Capítulo Vinte e Sete - Inevitável Destino
Ao abrir os olhos, Qinge Atong percebeu que estava deitada numa grande cama, com seu vestido cuidadosamente dobrado ao lado do travesseiro. Virando-se, avistou o Imperador sentado numa poltrona, o rosto ainda marcado pelo cansaço do despertar.
Ela apressou-se a levantar, vestiu-se rapidamente e foi servir o monarca. Sua mente permanecia enevoada, incapaz de recordar o que se passara na noite anterior. Aproveitando um breve instante, não pôde conter uma pergunta em voz baixa:
— Majestade, dormiu bem esta noite?
— Regularmente — respondeu Han Ruyi, bocejando.
— Majestade...
Han Ruyi compôs a expressão e disse com firmeza:
— Não quero mais mencionar o que ocorreu ontem. Espero que você também possa esquecer.

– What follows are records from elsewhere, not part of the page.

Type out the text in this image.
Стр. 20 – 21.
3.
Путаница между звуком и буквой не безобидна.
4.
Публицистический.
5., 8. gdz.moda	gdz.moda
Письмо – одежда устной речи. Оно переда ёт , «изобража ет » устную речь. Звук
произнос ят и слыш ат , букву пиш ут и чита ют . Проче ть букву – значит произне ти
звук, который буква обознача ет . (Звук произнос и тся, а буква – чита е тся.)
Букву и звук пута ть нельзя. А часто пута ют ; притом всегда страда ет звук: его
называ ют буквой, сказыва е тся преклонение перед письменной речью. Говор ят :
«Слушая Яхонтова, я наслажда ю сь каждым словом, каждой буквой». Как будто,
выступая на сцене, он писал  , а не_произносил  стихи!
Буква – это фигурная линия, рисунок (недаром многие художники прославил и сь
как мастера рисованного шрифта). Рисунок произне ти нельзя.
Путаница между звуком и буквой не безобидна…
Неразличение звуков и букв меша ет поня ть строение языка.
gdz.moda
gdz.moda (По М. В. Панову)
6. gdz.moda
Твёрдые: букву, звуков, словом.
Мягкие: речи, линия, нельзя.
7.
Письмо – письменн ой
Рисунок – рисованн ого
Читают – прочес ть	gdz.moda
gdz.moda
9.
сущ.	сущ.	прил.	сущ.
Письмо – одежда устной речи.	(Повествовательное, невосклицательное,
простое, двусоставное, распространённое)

— Sim, Majestade, esquecerei... — murmurou Qinge, embora a confusão persistisse em sua cabeça, sem saber ao certo o que devia esquecer.
O Imperador, gostando de criar um certo mistério, lembrava vagamente da noite anterior: movera Qinge para a cama e ele próprio dormira numa poltrona, praticando por um tempo a respiração invertida antes de adormecer. Ao despertar, sua respiração estava normal, sem saber se o exercício havia surtido efeito.
Qinge abriu a porta e chamou os demais eunucos e donzelas do palácio. A partir de então, não poderia mais conversar à vontade com o soberano.
Han Ruyi observou discretamente um eunuco idoso que não conhecia. Enquanto todos traziam objetos de higiene, aquele, porém, segurava uma pena e um pequeno livro, como quem se preparava para registrar algo. Qinge fez-lhe um leve sinal negativo com a cabeça, hesitante, e o velho eunuco saiu sem dizer palavra.
O Imperador não sabia que aquele homem era o responsável por registrar os hábitos diários do soberano, mas deduziu algo: seu mistério não surtira efeito, Qinge recordava-se do ocorrido e poderia, naquela noite, tentar ensiná-lo de novo sobre as artes conjugais.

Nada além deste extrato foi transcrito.